A burglary conviction for cashing a stolen check can be a “theft” offense classified as “shoplifting” and thus subject to reduced punishment under Proposition 47, a 2014 initiative. But if similar conduct is treated as identity theft, there is not a theft offense that qualifies a defendant for relief. That’s the Supreme Court’s unanimous holding today in People v. Jimenez.
Three years ago in People v. Gonzales (2017) 2 Cal.5th 858 a 5-2 court held that misdemeanor “shoplifting” no longer means just taking goods from a store, because Proposition 47 “creates a term of art, which must be understood as it is defined, not in its colloquial sense,” and that, as defined, “shoplifting” under the initiative could include burglary by entering a bank to cash a stolen check for less than $950.
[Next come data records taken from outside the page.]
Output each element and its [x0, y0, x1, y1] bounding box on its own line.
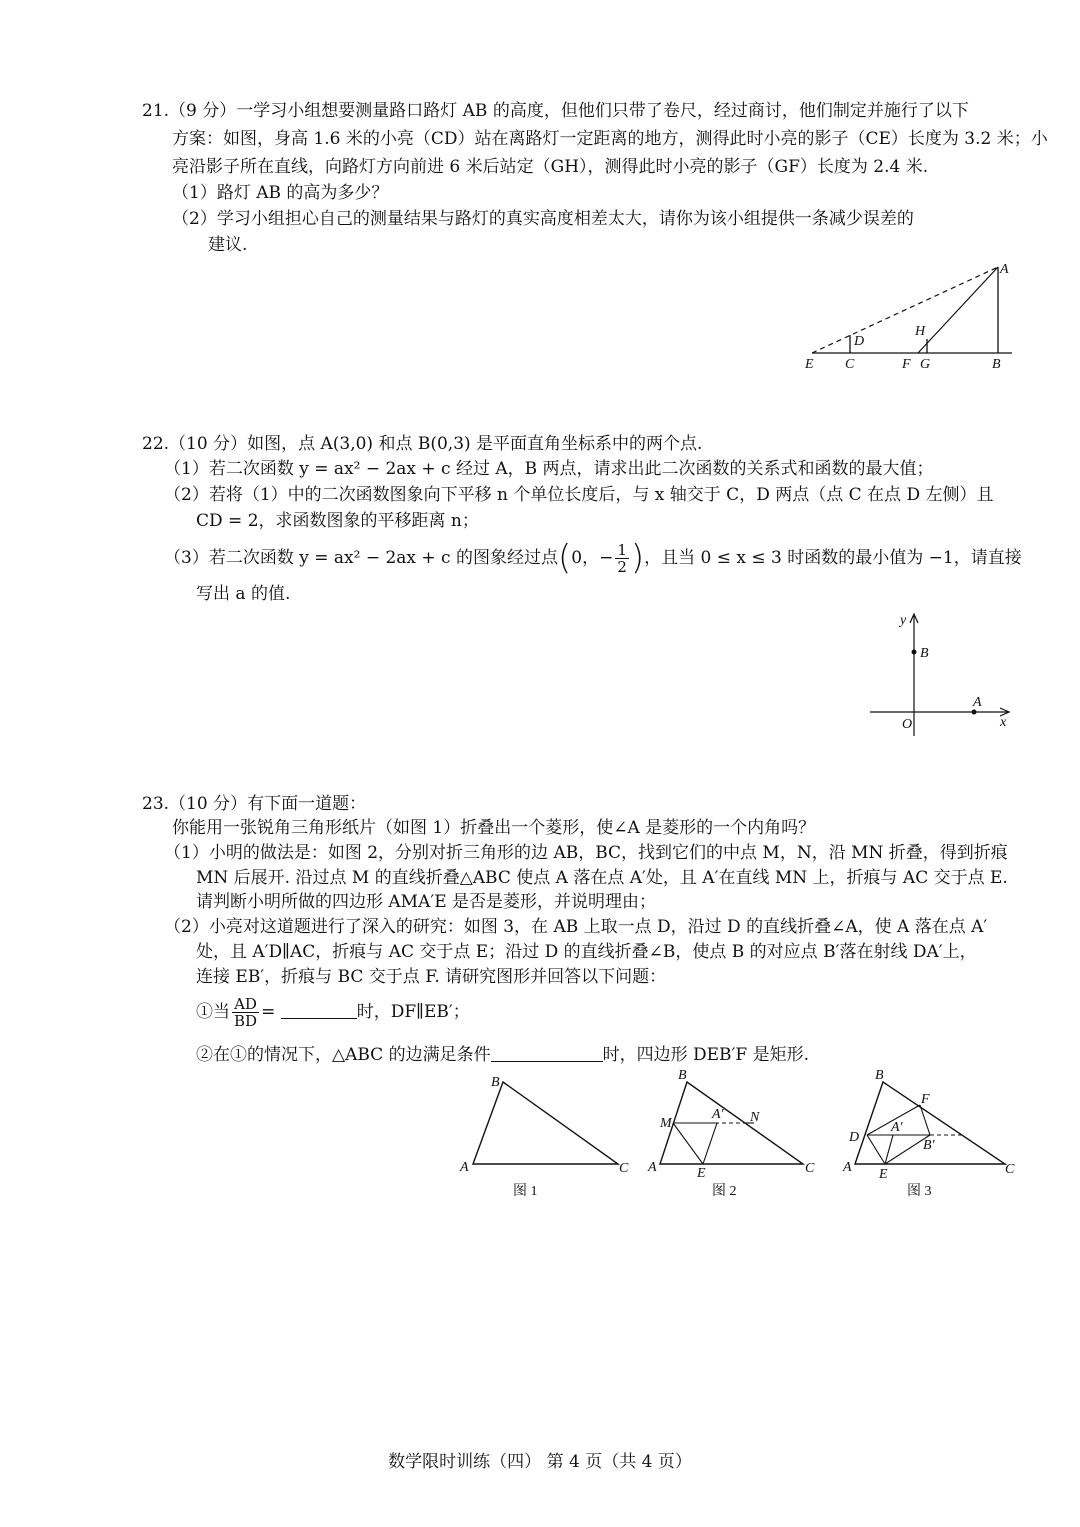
label-y-axis: y: [900, 613, 907, 628]
fraction-ad-bd: [232, 996, 259, 1029]
label-C: C: [1005, 1162, 1015, 1177]
q23-part-2-cont-1: 处，且 A′D∥AC，折痕与 AC 交于点 E；沿过 D 的直线折叠∠B，使点 B 的对应点 B′落在射线 DA′上，: [196, 942, 977, 962]
q22-part-1: （1）若二次函数 y = ax² − 2ax + c 经过 A，B 两点，请求出此二次函数的关系式和函数的最大值；: [164, 459, 934, 479]
label-E: E: [697, 1166, 706, 1181]
q23-sub-1: [196, 995, 470, 1029]
q22-part-2-cont: CD = 2，求函数图象的平移距离 n；: [196, 511, 479, 531]
fraction-numerator: 1: [617, 541, 627, 559]
q22-part-3-cont: 写出 a 的值.: [196, 584, 291, 604]
paren-left: (: [557, 538, 572, 578]
label-H: H: [915, 324, 926, 339]
q23-sub-1-c: 时，DF∥EB′；: [356, 1002, 470, 1022]
label-B: B: [491, 1075, 500, 1090]
q23-part-1-cont-1: MN 后展开. 沿过点 M 的直线折叠△ABC 使点 A 落在点 A′处，且 A′在直线 MN 上，折痕与 AC 交于点 E.: [196, 868, 1008, 888]
label-B: B: [678, 1068, 687, 1083]
q23-part-1-cont-2: 请判断小明所做的四边形 AMA′E 是否是菱形，并说明理由；: [196, 892, 657, 912]
figure-3-caption: 图 3: [907, 1184, 932, 1199]
q23-sub-1-a: ①当: [196, 1002, 230, 1022]
q23-sub-2-b: 时，四边形 DEB′F 是矩形.: [602, 1045, 809, 1065]
label-origin: O: [902, 717, 913, 732]
label-A-prime: A′: [712, 1107, 724, 1122]
label-x-axis: x: [1000, 715, 1007, 730]
q21-part-1: （1）路灯 AB 的高为多少？: [172, 183, 389, 203]
q21-line-2: 方案：如图，身高 1.6 米的小亮（CD）站在离路灯一定距离的地方，测得此时小亮的影子（CE）长度为 3.2 米；小: [172, 129, 1048, 149]
label-A-prime: A′: [891, 1120, 903, 1135]
q22-part-3: [164, 540, 1022, 576]
q23-sub-2-a: ②在①的情况下，△ABC 的边满足条件: [196, 1045, 491, 1065]
q22-part-3-a: （3）若二次函数 y = ax² − 2ax + c 的图象经过点: [164, 548, 558, 568]
label-A: A: [460, 1160, 469, 1175]
label-F: F: [921, 1092, 930, 1107]
streetlight-figure: [790, 255, 1030, 384]
label-G: G: [920, 357, 931, 372]
q22-part-3-c: ，且当 0 ≤ x ≤ 3 时函数的最小值为 −1，请直接: [644, 548, 1022, 568]
q21-part-2: （2）学习小组担心自己的测量结果与路灯的真实高度相差太大，请你为该小组提供一条减少误差的: [172, 209, 914, 229]
label-B: B: [920, 646, 929, 661]
label-F: F: [902, 357, 911, 372]
q21-line-3: 亮沿影子所在直线，向路灯方向前进 6 米后站定（GH），测得此时小亮的影子（GF）长度为 2.4 米.: [172, 157, 929, 177]
label-D: D: [854, 334, 865, 349]
q23-equals: =: [261, 1002, 276, 1022]
q23-part-1: （1）小明的做法是：如图 2，分别对折三角形的边 AB，BC，找到它们的中点 M，N，沿 MN 折叠，得到折痕: [164, 843, 1008, 863]
q23-line-1: 23.（10 分）有下面一道题：: [142, 794, 367, 814]
fraction-numerator: AD: [232, 996, 259, 1013]
label-C: C: [619, 1161, 629, 1176]
coordinate-figure: [866, 608, 1016, 752]
label-A: A: [973, 695, 982, 710]
label-E: E: [805, 357, 814, 372]
label-M: M: [660, 1116, 672, 1131]
q23-sub-2: [196, 1043, 809, 1066]
fraction-half: [615, 542, 629, 575]
figure-3: [835, 1065, 1025, 1204]
paren-right: ): [630, 538, 645, 578]
q23-line-2: 你能用一张锐角三角形纸片（如图 1）折叠出一个菱形，使∠A 是菱形的一个内角吗？: [172, 818, 816, 838]
label-B: B: [875, 1068, 884, 1083]
q23-part-2-cont-2: 连接 EB′，折痕与 BC 交于点 F. 请研究图形并回答以下问题：: [196, 967, 667, 987]
figure-1-caption: 图 1: [513, 1184, 538, 1199]
figure-2-caption: 图 2: [712, 1184, 737, 1199]
label-C: C: [805, 1161, 815, 1176]
label-B-prime: B′: [923, 1138, 935, 1153]
page-footer: 数学限时训练（四） 第 4 页（共 4 页）: [388, 1452, 692, 1472]
figure-1: [455, 1068, 640, 1207]
label-N: N: [750, 1110, 760, 1125]
answer-blank-1[interactable]: [281, 1000, 357, 1019]
q21-part-2-cont: 建议.: [208, 235, 248, 255]
fraction-denominator: 2: [617, 558, 627, 576]
answer-blank-2[interactable]: [491, 1043, 603, 1062]
label-A: A: [648, 1160, 657, 1175]
label-A: A: [843, 1160, 852, 1175]
q22-line-1: 22.（10 分）如图，点 A(3,0) 和点 B(0,3) 是平面直角坐标系中的两个点.: [142, 434, 703, 454]
label-B: B: [992, 357, 1001, 372]
q21-line-1: 21.（9 分）一学习小组想要测量路口路灯 AB 的高度，但他们只带了卷尺，经过商讨，他们制定并施行了以下: [142, 101, 969, 121]
label-C: C: [845, 357, 855, 372]
label-A: A: [1000, 262, 1009, 277]
q22-part-2: （2）若将（1）中的二次函数图象向下平移 n 个单位长度后，与 x 轴交于 C，D 两点（点 C 在点 D 左侧）且: [164, 485, 994, 505]
fraction-denominator: BD: [234, 1012, 258, 1030]
figure-2: [640, 1065, 825, 1204]
label-D: D: [849, 1130, 860, 1145]
q23-part-2: （2）小亮对这道题进行了深入的研究：如图 3，在 AB 上取一点 D，沿过 D 的直线折叠∠A，使 A 落在点 A′: [164, 917, 988, 937]
label-E: E: [879, 1167, 888, 1182]
q22-point: 0，−: [571, 548, 614, 568]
However, the court’s opinion today, by Justice Mariano-Florentino Cuéllar, concludes that entering a check cashing store to cash a phony check with the payor’s account number, if it is charged as the crime of misuse of personal identifying information, does not come within Proposition 47’s “shoplifting” definition. The “misuse” crime is not “theft,” the court finds, even though “lawmakers and the public sometimes refer to [the offense] as ‘identity theft.’ ” Rather, it is “ ‘an essentially unique crime,’ ” one that “implicat[es] issues of privacy and control of personal data.”
The key distinction between Gonzales and Jimenez is the defendant’s “crime of conviction,” not his conduct. Unlike in Jimenez, the Gonzales defendant was guilty of second degree burglary and was not charged — although he could have been — with misuse of personal information.
The court reverses the Second District, Division Six, Court of Appeal. Also, it disapproves a 2018 opinion by the same appellate court. The disapproved case is a grant-and-hold, waiting for today’s Jimenez decision.